L7; Data pre-processing & Dealing with missing data Flashcards
data pre-processing
real world datasets often contain noisy, missing and inconsistent data. This is usually caused by the data being formed from multiple, sources or poor data collection techniques. It is generally regarded that data pre-processing takes up about 80 % of an analysis time.
includes; data transformation and reshaping, calculating variables that are functions of existing variables, aggregation, dealing with missing data
dplyr package (5)
filter, select, arrange, mutate, summarise
dplyr; filter
filter(data, how to filter)
and
&
or
|
equal
==
then
%> %
missing problem (3)
missing data can usually be classified into;
1. Missing Completely at Random (MCAR);
if missingness doesn’t depend on the values of the dataset.
- Missing at random (MAR)
if missingness does not depend on the unobserved value of the data set but does depend on the observed. - Not missing at random (NMAR)
if missingness depends on the unobserved values of the data set.
the procedure for dealing with missing data
- Identify the missing data.
- Identify the cause of the missing data.
- A; remove the rows containing the missing data
(naive approach) and missing data should not be biased.
B; replace missing values with alternative values.
impute the missing values, there are number of approaches.
deletion (2)
listwise deletion is analyse the data rows where there is complete data for every column. the advantage of it is simple and easily compare across analyses. the limitations are could be biased and lower n and reduces statistical power.

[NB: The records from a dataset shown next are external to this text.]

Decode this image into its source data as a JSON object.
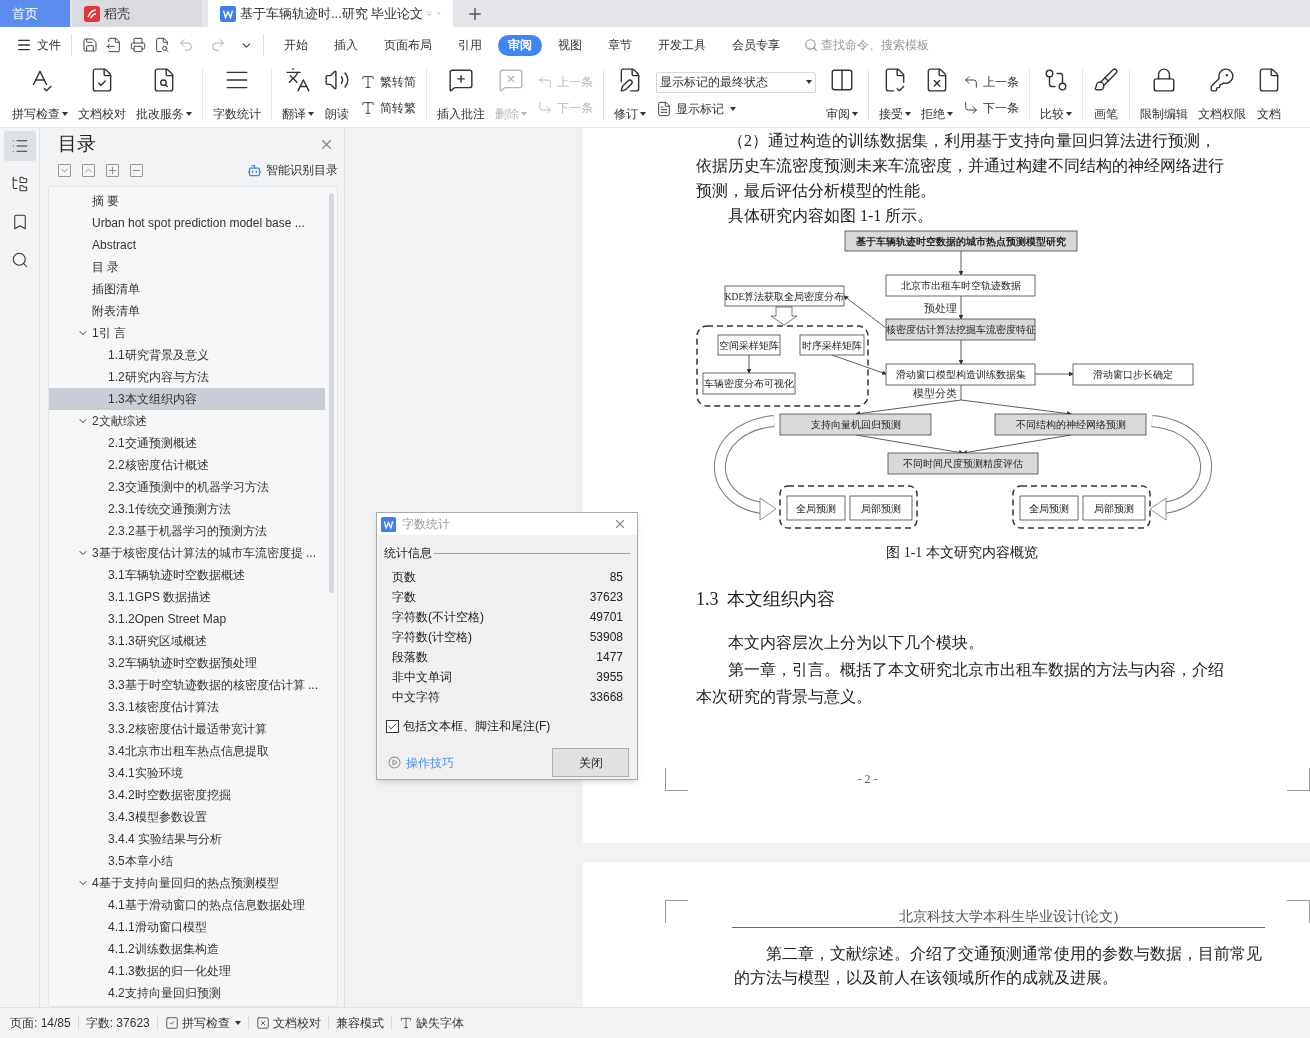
{
  "tabs": [
    {
      "label": "首页",
      "kind": "home",
      "selected": false
    },
    {
      "label": "稻壳",
      "kind": "docer",
      "selected": false
    },
    {
      "label": "基于车辆轨迹时...研究 毕业论文",
      "kind": "doc",
      "selected": true
    }
  ],
  "menu": {
    "file": "文件",
    "items": [
      {
        "label": "开始",
        "selected": false
      },
      {
        "label": "插入",
        "selected": false
      },
      {
        "label": "页面布局",
        "selected": false
      },
      {
        "label": "引用",
        "selected": false
      },
      {
        "label": "审阅",
        "selected": true
      },
      {
        "label": "视图",
        "selected": false
      },
      {
        "label": "章节",
        "selected": false
      },
      {
        "label": "开发工具",
        "selected": false
      },
      {
        "label": "会员专享",
        "selected": false
      }
    ],
    "search_placeholder": "查找命令、搜索模板"
  },
  "ribbon": [
    {
      "kind": "big",
      "label": "拼写检查",
      "dropdown": true,
      "disabled": false
    },
    {
      "kind": "big",
      "label": "文档校对",
      "dropdown": false,
      "disabled": false
    },
    {
      "kind": "big",
      "label": "批改服务",
      "dropdown": true,
      "disabled": false
    },
    {
      "kind": "separator"
    },
    {
      "kind": "big",
      "label": "字数统计",
      "dropdown": false,
      "disabled": false
    },
    {
      "kind": "separator"
    },
    {
      "kind": "big",
      "label": "翻译",
      "dropdown": true,
      "disabled": false
    },
    {
      "kind": "big",
      "label": "朗读",
      "dropdown": false,
      "disabled": false
    },
    {
      "kind": "pair",
      "rows": [
        {
          "label": "繁转简",
          "disabled": false
        },
        {
          "label": "简转繁",
          "disabled": false
        }
      ]
    },
    {
      "kind": "separator"
    },
    {
      "kind": "big",
      "label": "插入批注",
      "dropdown": false,
      "disabled": false
    },
    {
      "kind": "big",
      "label": "删除",
      "dropdown": true,
      "disabled": true
    },
    {
      "kind": "pair",
      "rows": [
        {
          "label": "上一条",
          "disabled": true
        },
        {
          "label": "下一条",
          "disabled": true
        }
      ]
    },
    {
      "kind": "separator"
    },
    {
      "kind": "big",
      "label": "修订",
      "dropdown": true,
      "disabled": false
    },
    {
      "kind": "select",
      "value": "显示标记的最终状态",
      "below": "显示标记"
    },
    {
      "kind": "big",
      "label": "审阅",
      "dropdown": true,
      "disabled": false
    },
    {
      "kind": "separator"
    },
    {
      "kind": "big",
      "label": "接受",
      "dropdown": true,
      "disabled": false
    },
    {
      "kind": "big",
      "label": "拒绝",
      "dropdown": true,
      "disabled": false
    },
    {
      "kind": "pair",
      "rows": [
        {
          "label": "上一条",
          "disabled": false
        },
        {
          "label": "下一条",
          "disabled": false
        }
      ]
    },
    {
      "kind": "separator"
    },
    {
      "kind": "big",
      "label": "比较",
      "dropdown": true,
      "disabled": false
    },
    {
      "kind": "separator"
    },
    {
      "kind": "big",
      "label": "画笔",
      "dropdown": false,
      "disabled": false
    },
    {
      "kind": "separator"
    },
    {
      "kind": "big",
      "label": "限制编辑",
      "dropdown": false,
      "disabled": false
    },
    {
      "kind": "big",
      "label": "文档权限",
      "dropdown": false,
      "disabled": false
    },
    {
      "kind": "big",
      "label": "文档",
      "dropdown": false,
      "disabled": false
    }
  ],
  "side_nav": [
    {
      "selected": true
    },
    {
      "selected": false
    },
    {
      "selected": false
    },
    {
      "selected": false
    }
  ],
  "toc": {
    "title": "目录",
    "smart_button": "智能识别目录",
    "items": [
      {
        "label": "摘 要",
        "selected": false
      },
      {
        "label": "Urban hot spot prediction model base ...",
        "selected": false
      },
      {
        "label": "Abstract",
        "selected": false
      },
      {
        "label": "目 录",
        "selected": false
      },
      {
        "label": "插图清单",
        "selected": false
      },
      {
        "label": "附表清单",
        "selected": false
      },
      {
        "label": "1引 言",
        "selected": false,
        "expanded": true,
        "children": [
          {
            "label": "1.1研究背景及意义",
            "selected": false
          },
          {
            "label": "1.2研究内容与方法",
            "selected": false
          },
          {
            "label": "1.3本文组织内容",
            "selected": true
          }
        ]
      },
      {
        "label": "2文献综述",
        "selected": false,
        "expanded": true,
        "children": [
          {
            "label": "2.1交通预测概述",
            "selected": false
          },
          {
            "label": "2.2核密度估计概述",
            "selected": false
          },
          {
            "label": "2.3交通预测中的机器学习方法",
            "selected": false
          },
          {
            "label": "2.3.1传统交通预测方法",
            "selected": false
          },
          {
            "label": "2.3.2基于机器学习的预测方法",
            "selected": false
          }
        ]
      },
      {
        "label": "3基于核密度估计算法的城市车流密度提 ...",
        "selected": false,
        "expanded": true,
        "children": [
          {
            "label": "3.1车辆轨迹时空数据概述",
            "selected": false
          },
          {
            "label": "3.1.1GPS 数据描述",
            "selected": false
          },
          {
            "label": "3.1.2Open Street Map",
            "selected": false
          },
          {
            "label": "3.1.3研究区域概述",
            "selected": false
          },
          {
            "label": "3.2车辆轨迹时空数据预处理",
            "selected": false
          },
          {
            "label": "3.3基于时空轨迹数据的核密度估计算 ...",
            "selected": false
          },
          {
            "label": "3.3.1核密度估计算法",
            "selected": false
          },
          {
            "label": "3.3.2核密度估计最适带宽计算",
            "selected": false
          },
          {
            "label": "3.4北京市出租车热点信息提取",
            "selected": false
          },
          {
            "label": "3.4.1实验环境",
            "selected": false
          },
          {
            "label": "3.4.2时空数据密度挖掘",
            "selected": false
          },
          {
            "label": "3.4.3模型参数设置",
            "selected": false
          },
          {
            "label": "3.4.4 实验结果与分析",
            "selected": false
          },
          {
            "label": "3.5本章小结",
            "selected": false
          }
        ]
      },
      {
        "label": "4基于支持向量回归的热点预测模型",
        "selected": false,
        "expanded": true,
        "children": [
          {
            "label": "4.1基于滑动窗口的热点信息数据处理",
            "selected": false
          },
          {
            "label": "4.1.1滑动窗口模型",
            "selected": false
          },
          {
            "label": "4.1.2训练数据集构造",
            "selected": false
          },
          {
            "label": "4.1.3数据的归一化处理",
            "selected": false
          },
          {
            "label": "4.2支持向量回归预测",
            "selected": false
          }
        ]
      }
    ]
  },
  "dialog": {
    "title": "字数统计",
    "group": "统计信息",
    "rows": [
      {
        "label": "页数",
        "value": "85"
      },
      {
        "label": "字数",
        "value": "37623"
      },
      {
        "label": "字符数(不计空格)",
        "value": "49701"
      },
      {
        "label": "字符数(计空格)",
        "value": "53908"
      },
      {
        "label": "段落数",
        "value": "1477"
      },
      {
        "label": "非中文单词",
        "value": "3955"
      },
      {
        "label": "中文字符",
        "value": "33668"
      }
    ],
    "checkbox": {
      "label": "包括文本框、脚注和尾注(F)",
      "checked": true
    },
    "link": "操作技巧",
    "button": "关闭"
  },
  "page1": {
    "paragraphs": [
      "（2）通过构造的训练数据集，利用基于支持向量回归算法进行预测，依据历史车流密度预测未来车流密度，并通过构建不同结构的神经网络进行预测，最后评估分析模型的性能。",
      "具体研究内容如图 1-1 所示。"
    ],
    "figure": {
      "nodes": [
        {
          "label": "基于车辆轨迹时空数据的城市热点预测模型研究",
          "shaded": true
        },
        {
          "label": "北京市出租车时空轨迹数据",
          "shaded": false
        },
        {
          "label": "KDE算法获取全局密度分布",
          "shaded": false
        },
        {
          "label": "核密度估计算法挖掘车流密度特征",
          "shaded": true
        },
        {
          "label": "空间采样矩阵",
          "shaded": false
        },
        {
          "label": "时序采样矩阵",
          "shaded": false
        },
        {
          "label": "车辆密度分布可视化",
          "shaded": false
        },
        {
          "label": "滑动窗口模型构造训练数据集",
          "shaded": false
        },
        {
          "label": "滑动窗口步长确定",
          "shaded": false
        },
        {
          "label": "支持向量机回归预测",
          "shaded": true
        },
        {
          "label": "不同结构的神经网络预测",
          "shaded": true
        },
        {
          "label": "不同时间尺度预测精度评估",
          "shaded": true
        },
        {
          "label": "全局预测",
          "shaded": false
        },
        {
          "label": "局部预测",
          "shaded": false
        },
        {
          "label": "全局预测",
          "shaded": false
        },
        {
          "label": "局部预测",
          "shaded": false
        }
      ],
      "edge_labels": [
        "预处理",
        "模型分类"
      ],
      "caption": "图 1-1 本文研究内容概览"
    },
    "heading": {
      "number": "1.3",
      "title": "本文组织内容"
    },
    "body": [
      "本文内容层次上分为以下几个模块。",
      "第一章，引言。概括了本文研究北京市出租车数据的方法与内容，介绍本次研究的背景与意义。"
    ],
    "page_number": "- 2 -"
  },
  "page2": {
    "header": "北京科技大学本科生毕业设计(论文)",
    "paragraph": "第二章，文献综述。介绍了交通预测通常使用的参数与数据，目前常见的方法与模型，以及前人在该领域所作的成就及进展。"
  },
  "status": [
    {
      "label": "页面: 14/85",
      "kind": "text",
      "dropdown": false
    },
    {
      "label": "字数: 37623",
      "kind": "text",
      "dropdown": false
    },
    {
      "label": "拼写检查",
      "kind": "check",
      "dropdown": true
    },
    {
      "label": "文档校对",
      "kind": "xbox",
      "dropdown": false
    },
    {
      "label": "兼容模式",
      "kind": "text",
      "dropdown": false
    },
    {
      "label": "缺失字体",
      "kind": "font",
      "dropdown": false
    }
  ]
}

Pairwise deletion is analysing the data rows where the variables of interest have data present. advantage is using all possible information but limitation is separate analyses cannot be compared as the data/ sample will be different.
replacing missing data
- Simple Imputation
missing values are replaced with the mean, median or mode value. no stochastic and very simple. the limitations are could be biased, underestimating standard errors, could distort (ゆがめる) correlations among variables. - Multiple Imputation
estimates missing data through repeated simulations. stochastic and variability is more accurate. limitations are algorithms are more complex and normally would require complex coding.